Gregory Nou est le CISO, comprenez Chief Information Security Officer, de l’année 2018. Passionné de photographie et amateur de piano”, il est en charge de la cybersécurité pour BGL - BNP Paribas. Il nous raconte son histoire et sa vision de la cybersécurité.

« J’ai rencontré la cybersécurité à différents moments de ma carrière. J’ai commencé lorsque j’étais étudiant. Ce n’était pas encore un cursus en tant que tel. Dans mon établissement, il y avait 3 campus, et il y avait une résidence étudiante avec un réseau dont il fallait s’occuper. J’ai pris cela en main, notamment en configurant les firewalls. Ce furent mes débuts en sécurité de l’information. Par la suite, je m’en suis un peu éloigné pour y revenir assez rapidement au travers de l’audit et ensuite au travers de postes spécifiquement liés à ce domaine. »

Comment voyez-vous l’évolution de la cybersécurité au Luxembourg ?

“Les initiatives telles que l’écosystème lancé par SECURITYMADEIN.LU sont précieuses. Cela amène toute une série d’entités à se parler, à l’intérieur du Luxembourg d’abord, mais de plus en plus aussi à l’extérieur.

Certains acteurs exportent leur savoir-faire, et cela nous permet aussi d’importer aussi des connaissances et des expériences diversifiées. Le secteur de la cybersécurité à Luxembourg atteint une masse critique, mais il faut réussir à continuer d’attirer des talents et à les conserver, afin de développer le vivier local.

Le développement des offres de formation en cybersécurité, notamment avec les cursus développés par l’Uni, devraient estomper progressivement le problème.”

Et comment faire pour renforcer l’écosystème ?

“Il faut surtout lui laisser du temps, c’est nécessaire pour trouver le bon équilibre entre ce que l’on est prêt à partager pour améliorer le niveau de sécurité général et ce que l’on doit garder pour soi. C’est une question de confiance, et cela prend naturellement du temps. Ce problème est universel ». Il y a aussi d’autres « forums d’échange » comme le Clusil ou l’ABBL qui le fait au niveau sectoriel.”

Les banques sont régulièrement la cible du phishing. Que peut-on faire contre ce fléau ?

« Des outils existent, mais ils ont du mal à être efficaces, principalement parce qu’il n’y a pas de consensus conduisant à une adoption généralisée. Le problème du phishing est inhérent à l’email, qui est un système de communication ancien, et non authentifié. Beaucoup de malwares utilisent donc ce canal. Ce n’est pas forcément endémique, mais très répandu et de mieux en mieux réalisé : on commence à voir du phishing rédigé dans un bon luxembourgeois. Il peut être parfois très difficile de bien les identifier. »

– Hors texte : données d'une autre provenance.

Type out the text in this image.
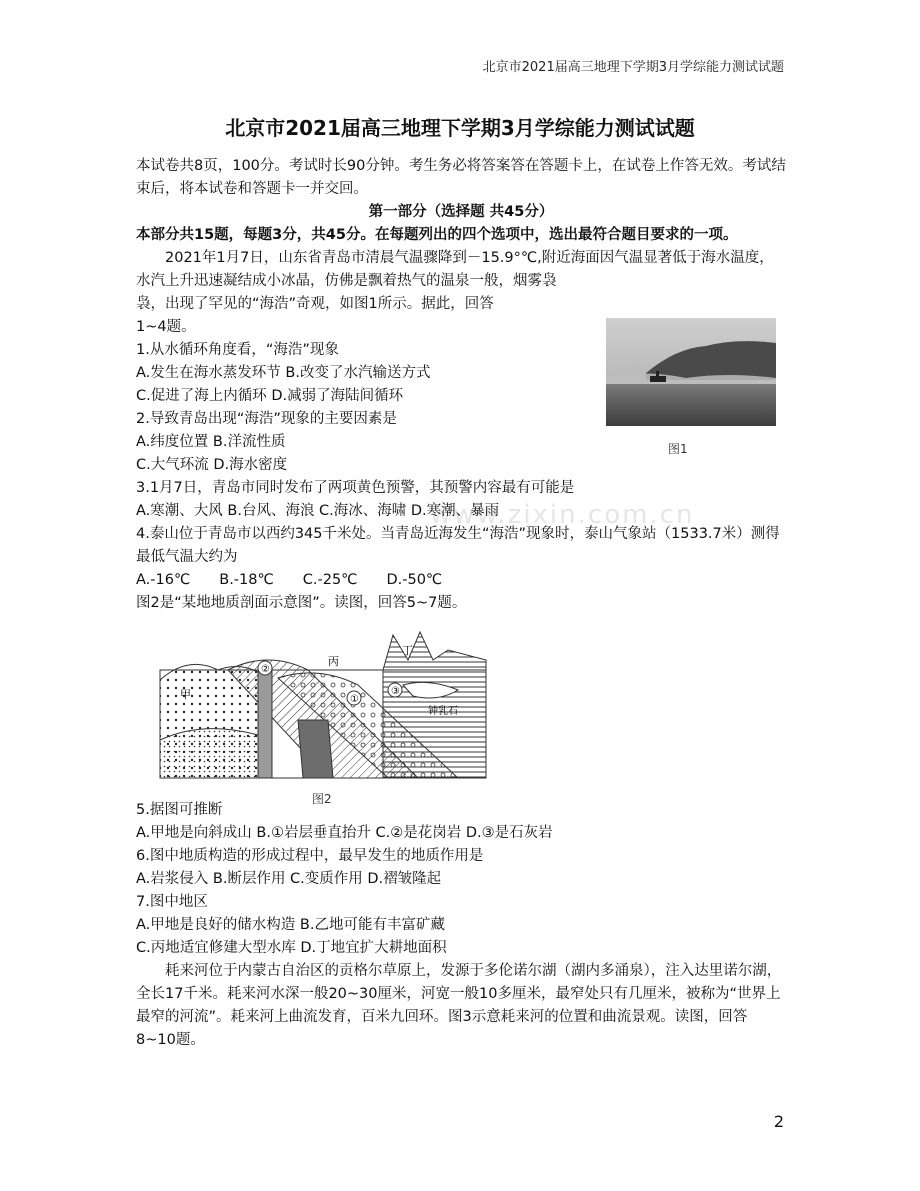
北京市2021届高三地理下学期3月学综能力测试试题
北京市2021届高三地理下学期3月学综能力测试试题
www.zixin.com.cn

本试卷共8页，100分。考试时长90分钟。考生务必将答案答在答题卡上，在试卷上作答无效。考试结束后，将本试卷和答题卡一并交回。

第一部分（选择题 共45分）

本部分共15题，每题3分，共45分。在每题列出的四个选项中，选出最符合题目要求的一项。

2021年1月7日，山东省青岛市清晨气温骤降到－15.9°℃,附近海面因气温显著低于海水温度，水汽上升迅速凝结成小冰晶，仿佛是飘着热气的温泉一般，烟雾袅

袅，出现了罕见的“海浩”奇观，如图1所示。据此，回答

1~4题。

1.从水循环角度看，“海浩”现象

A.发生在海水蒸发环节 B.改变了水汽输送方式

C.促进了海上内循环 D.减弱了海陆间循环

2.导致青岛出现“海浩”现象的主要因素是

A.纬度位置 B.洋流性质

C.大气环流 D.海水密度

3.1月7日，青岛市同时发布了两项黄色预警，其预警内容最有可能是

A.寒潮、大风 B.台风、海浪 C.海冰、海啸 D.寒潮、暴雨

4.泰山位于青岛市以西约345千米处。当青岛近海发生“海浩”现象时，泰山气象站（1533.7米）测得最低气温大约为

A.-16℃　　B.-18℃　　C.-25℃　　D.-50℃

图2是“某地地质剖面示意图”。读图，回答5~7题。

5.据图可推断

A.甲地是向斜成山 B.①岩层垂直抬升 C.②是花岗岩 D.③是石灰岩

6.图中地质构造的形成过程中，最早发生的地质作用是

A.岩浆侵入 B.断层作用 C.变质作用 D.褶皱隆起

7.图中地区

A.甲地是良好的储水构造 B.乙地可能有丰富矿藏

C.丙地适宜修建大型水库 D.丁地宜扩大耕地面积

耗来河位于内蒙古自治区的贡格尔草原上，发源于多伦诺尔湖（湖内多涌泉），注入达里诺尔湖，全长17千米。耗来河水深一般20~30厘米，河宽一般10多厘米，最窄处只有几厘米，被称为“世界上最窄的河流”。耗来河上曲流发育，百米九回环。图3示意耗来河的位置和曲流景观。读图，回答8~10题。

图1
②
①
③
甲
丙
丁
钟乳石
图2
2
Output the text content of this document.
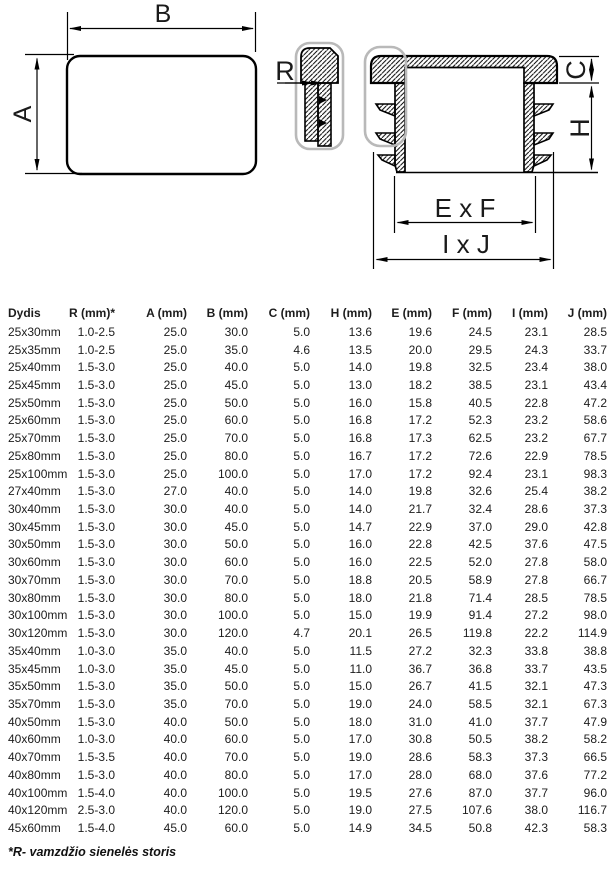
B
A
R	C
H
E x F
I x J
Dydis	R (mm)*	A (mm)	B (mm)	C (mm)	H (mm)	E (mm)	F (mm)	I (mm)	J (mm)
25x30mm	1.0-2.5	25.0	30.0	5.0	13.6	19.6	24.5	23.1	28.5
25x35mm	1.0-2.5	25.0	35.0	4.6	13.5	20.0	29.5	24.3	33.7
25x40mm	1.5-3.0	25.0	40.0	5.0	14.0	19.8	32.5	23.4	38.0
25x45mm	1.5-3.0	25.0	45.0	5.0	13.0	18.2	38.5	23.1	43.4
25x50mm	1.5-3.0	25.0	50.0	5.0	16.0	15.8	40.5	22.8	47.2
25x60mm	1.5-3.0	25.0	60.0	5.0	16.8	17.2	52.3	23.2	58.6
25x70mm	1.5-3.0	25.0	70.0	5.0	16.8	17.3	62.5	23.2	67.7
25x80mm	1.5-3.0	25.0	80.0	5.0	16.7	17.2	72.6	22.9	78.5
25x100mm	1.5-3.0	25.0	100.0	5.0	17.0	17.2	92.4	23.1	98.3
27x40mm	1.5-3.0	27.0	40.0	5.0	14.0	19.8	32.6	25.4	38.2
30x40mm	1.5-3.0	30.0	40.0	5.0	14.0	21.7	32.4	28.6	37.3
30x45mm	1.5-3.0	30.0	45.0	5.0	14.7	22.9	37.0	29.0	42.8
30x50mm	1.5-3.0	30.0	50.0	5.0	16.0	22.8	42.5	37.6	47.5
30x60mm	1.5-3.0	30.0	60.0	5.0	16.0	22.5	52.0	27.8	58.0
30x70mm	1.5-3.0	30.0	70.0	5.0	18.8	20.5	58.9	27.8	66.7
30x80mm	1.5-3.0	30.0	80.0	5.0	18.0	21.8	71.4	28.5	78.5
30x100mm	1.5-3.0	30.0	100.0	5.0	15.0	19.9	91.4	27.2	98.0
30x120mm	1.5-3.0	30.0	120.0	4.7	20.1	26.5	119.8	22.2	114.9
35x40mm	1.0-3.0	35.0	40.0	5.0	11.5	27.2	32.3	33.8	38.8
35x45mm	1.0-3.0	35.0	45.0	5.0	11.0	36.7	36.8	33.7	43.5
35x50mm	1.5-3.0	35.0	50.0	5.0	15.0	26.7	41.5	32.1	47.3
35x70mm	1.5-3.0	35.0	70.0	5.0	19.0	24.0	58.5	32.1	67.3
40x50mm	1.5-3.0	40.0	50.0	5.0	18.0	31.0	41.0	37.7	47.9
40x60mm	1.0-3.0	40.0	60.0	5.0	17.0	30.8	50.5	38.2	58.2
40x70mm	1.5-3.5	40.0	70.0	5.0	19.0	28.6	58.3	37.3	66.5
40x80mm	1.5-3.0	40.0	80.0	5.0	17.0	28.0	68.0	37.6	77.2
40x100mm	1.5-4.0	40.0	100.0	5.0	19.5	27.6	87.0	37.7	96.0
40x120mm	2.5-3.0	40.0	120.0	5.0	19.0	27.5	107.6	38.0	116.7
45x60mm	1.5-4.0	45.0	60.0	5.0	14.9	34.5	50.8	42.3	58.3
*R- vamzdžio sienelės storis
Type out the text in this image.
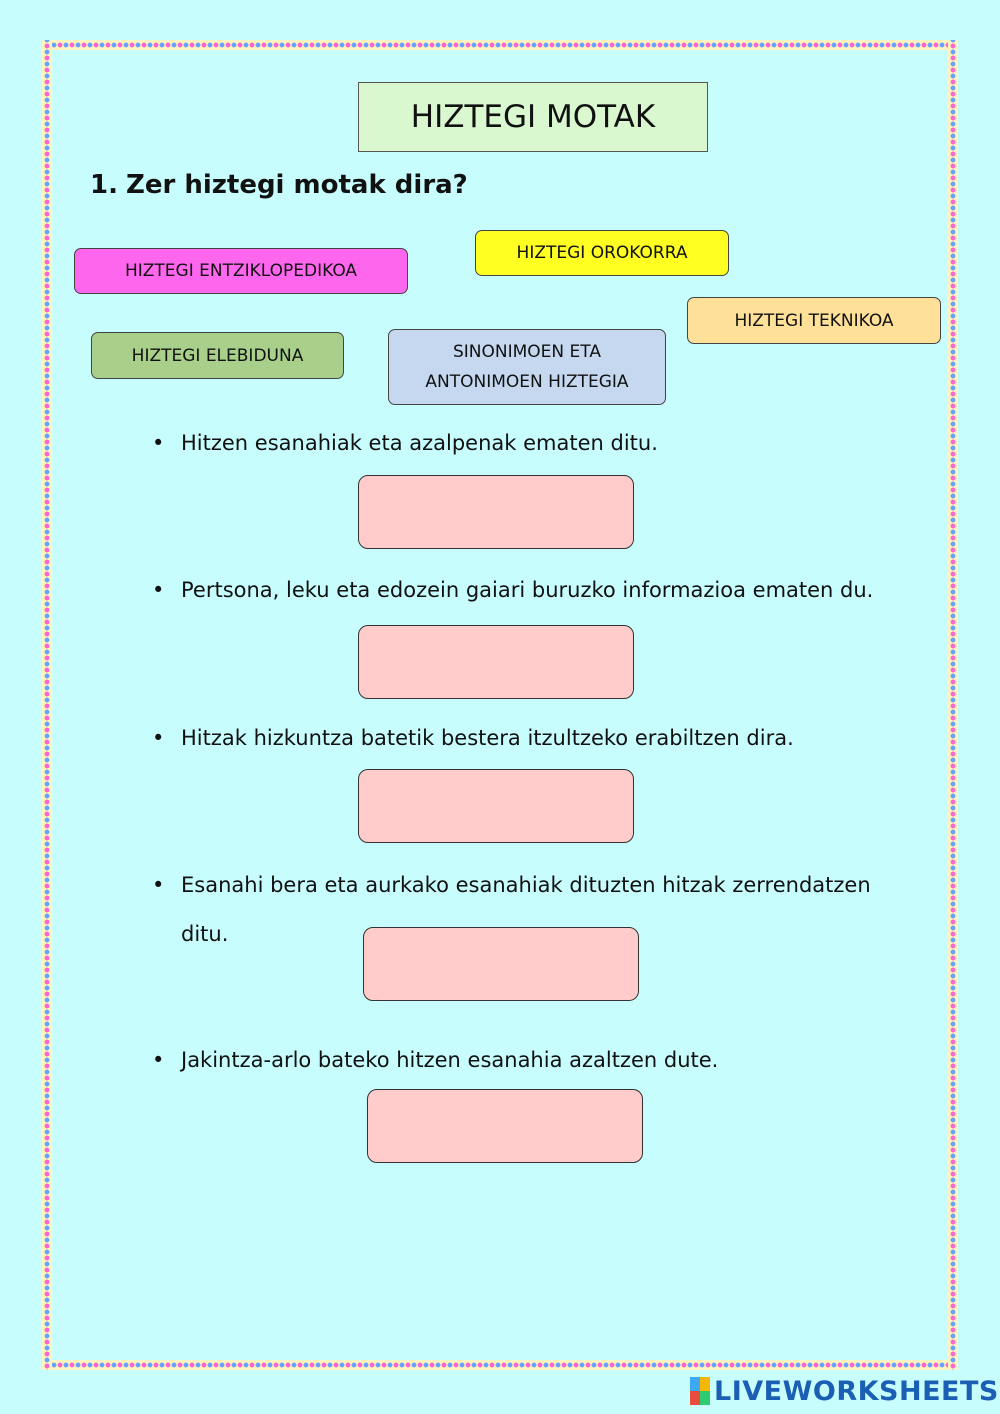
HIZTEGI MOTAK
1. Zer hiztegi motak dira?
HIZTEGI ENTZIKLOPEDIKOA
HIZTEGI OROKORRA
HIZTEGI TEKNIKOA
HIZTEGI ELEBIDUNA	SINONIMOEN ETA
ANTONIMOEN HIZTEGIA
• Hitzen esanahiak eta azalpenak ematen ditu.
• Pertsona, leku eta edozein gaiari buruzko informazioa ematen du.
• Hitzak hizkuntza batetik bestera itzultzeko erabiltzen dira.
• Esanahi bera eta aurkako esanahiak dituzten hitzak zerrendatzen ditu.
• Jakintza-arlo bateko hitzen esanahia azaltzen dute.
LIVEWORKSHEETS
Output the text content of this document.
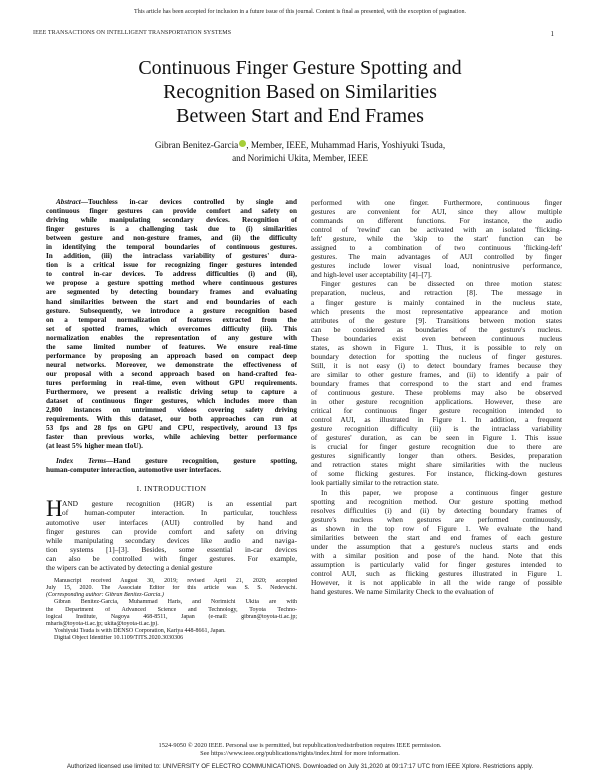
This article has been accepted for inclusion in a future issue of this journal. Content is final as presented, with the exception of pagination.
IEEE TRANSACTIONS ON INTELLIGENT TRANSPORTATION SYSTEMS	1
Continuous Finger Gesture Spotting and
Recognition Based on Similarities
Between Start and End Frames
Gibran Benitez-Garcia , Member, IEEE, Muhammad Haris, Yoshiyuki Tsuda,
and Norimichi Ukita, Member, IEEE
Abstract—Touchless in-car devices controlled by single and
continuous finger gestures can provide comfort and safety on
driving while manipulating secondary devices. Recognition of
finger gestures is a challenging task due to (i) similarities
between gesture and non-gesture frames, and (ii) the difficulty
in identifying the temporal boundaries of continuous gestures.
In addition, (iii) the intraclass variability of gestures' dura-
tion is a critical issue for recognizing finger gestures intended
to control in-car devices. To address difficulties (i) and (ii),
we propose a gesture spotting method where continuous gestures
are segmented by detecting boundary frames and evaluating
hand similarities between the start and end boundaries of each
gesture. Subsequently, we introduce a gesture recognition based
on a temporal normalization of features extracted from the
set of spotted frames, which overcomes difficulty (iii). This
normalization enables the representation of any gesture with
the same limited number of features. We ensure real-time
performance by proposing an approach based on compact deep
neural networks. Moreover, we demonstrate the effectiveness of
our proposal with a second approach based on hand-crafted fea-
tures performing in real-time, even without GPU requirements.
Furthermore, we present a realistic driving setup to capture a
dataset of continuous finger gestures, which includes more than
2,800 instances on untrimmed videos covering safety driving
requirements. With this dataset, our both approaches can run at
53 fps and 28 fps on GPU and CPU, respectively, around 13 fps
faster than previous works, while achieving better performance
(at least 5% higher mean tIoU).
Index Terms—Hand gesture recognition, gesture spotting,
human-computer interaction, automotive user interfaces.
I. INTRODUCTION
H AND gesture recognition (HGR) is an essential part
of human-computer interaction. In particular, touchless
automotive user interfaces (AUI) controlled by hand and
finger gestures can provide comfort and safety on driving
while manipulating secondary devices like audio and naviga-
tion systems [1]–[3]. Besides, some essential in-car devices
can also be controlled with finger gestures. For example,
the wipers can be activated by detecting a denial gesture
Manuscript received August 30, 2019; revised April 21, 2020; accepted
July 15, 2020. The Associate Editor for this article was S. S. Nedevschi.
(Corresponding author: Gibran Benitez-Garcia.)
Gibran Benitez-Garcia, Muhammad Haris, and Norimichi Ukita are with
the Department of Advanced Science and Technology, Toyota Techno-
logical Institute, Nagoya 468-8511, Japan (e-mail: gibran@toyota-ti.ac.jp;
mharis@toyota-ti.ac.jp; ukita@toyota-ti.ac.jp).
Yoshiyuki Tsuda is with DENSO Corporation, Kariya 448-8661, Japan.
Digital Object Identifier 10.1109/TITS.2020.3030306
performed with one finger. Furthermore, continuous finger
gestures are convenient for AUI, since they allow multiple
commands on different functions. For instance, the audio
control of 'rewind' can be activated with an isolated 'flicking-
left' gesture, while the 'skip to the start' function can be
assigned to a combination of two continuous 'flicking-left'
gestures. The main advantages of AUI controlled by finger
gestures include lower visual load, nonintrusive performance,
and high-level user acceptability [4]–[7].
Finger gestures can be dissected on three motion states:
preparation, nucleus, and retraction [8]. The message in
a finger gesture is mainly contained in the nucleus state,
which presents the most representative appearance and motion
attributes of the gesture [9]. Transitions between motion states
can be considered as boundaries of the gesture's nucleus.
These boundaries exist even between continuous nucleus
states, as shown in Figure 1. Thus, it is possible to rely on
boundary detection for spotting the nucleus of finger gestures.
Still, it is not easy (i) to detect boundary frames because they
are similar to other gesture frames, and (ii) to identify a pair of
boundary frames that correspond to the start and end frames
of continuous gesture. These problems may also be observed
in other gesture recognition applications. However, these are
critical for continuous finger gesture recognition intended to
control AUI, as illustrated in Figure 1. In addition, a frequent
gesture recognition difficulty (iii) is the intraclass variability
of gestures' duration, as can be seen in Figure 1. This issue
is crucial for finger gesture recognition due to there are
gestures significantly longer than others. Besides, preparation
and retraction states might share similarities with the nucleus
of some flicking gestures. For instance, flicking-down gestures
look partially similar to the retraction state.
In this paper, we propose a continuous finger gesture
spotting and recognition method. Our gesture spotting method
resolves difficulties (i) and (ii) by detecting boundary frames of
gesture's nucleus when gestures are performed continuously,
as shown in the top row of Figure 1. We evaluate the hand
similarities between the start and end frames of each gesture
under the assumption that a gesture's nucleus starts and ends
with a similar position and pose of the hand. Note that this
assumption is particularly valid for finger gestures intended to
control AUI, such as flicking gestures illustrated in Figure 1.
However, it is not applicable in all the wide range of possible
hand gestures. We name Similarity Check to the evaluation of
1524-9050 © 2020 IEEE. Personal use is permitted, but republication/redistribution requires IEEE permission.
See https://www.ieee.org/publications/rights/index.html for more information.
Authorized licensed use limited to: UNIVERSITY OF ELECTRO COMMUNICATIONS. Downloaded on July 31,2020 at 09:17:17 UTC from IEEE Xplore. Restrictions apply.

Faut-il davantage d’agilité en matière de cybersécurité ?

“D’une certaine manière, oui, mais pas pour le plaisir de faire de l’agilité. Nous devons trouver des moyens pour répondre plus efficacement aux alertes. Il faut travailler sur le monitoring, la détection, et surtout sur la remise en état. La résilience sera certainement un domaine dans lequel le secteur va également évoluer. Dans l’idéal, il faudrait qu’un incident de sécurité puisse être traité comme n’importe quel autre incident, avec un impact minimal pour les utilisateurs internes et les clients, en toute transparence évidemment.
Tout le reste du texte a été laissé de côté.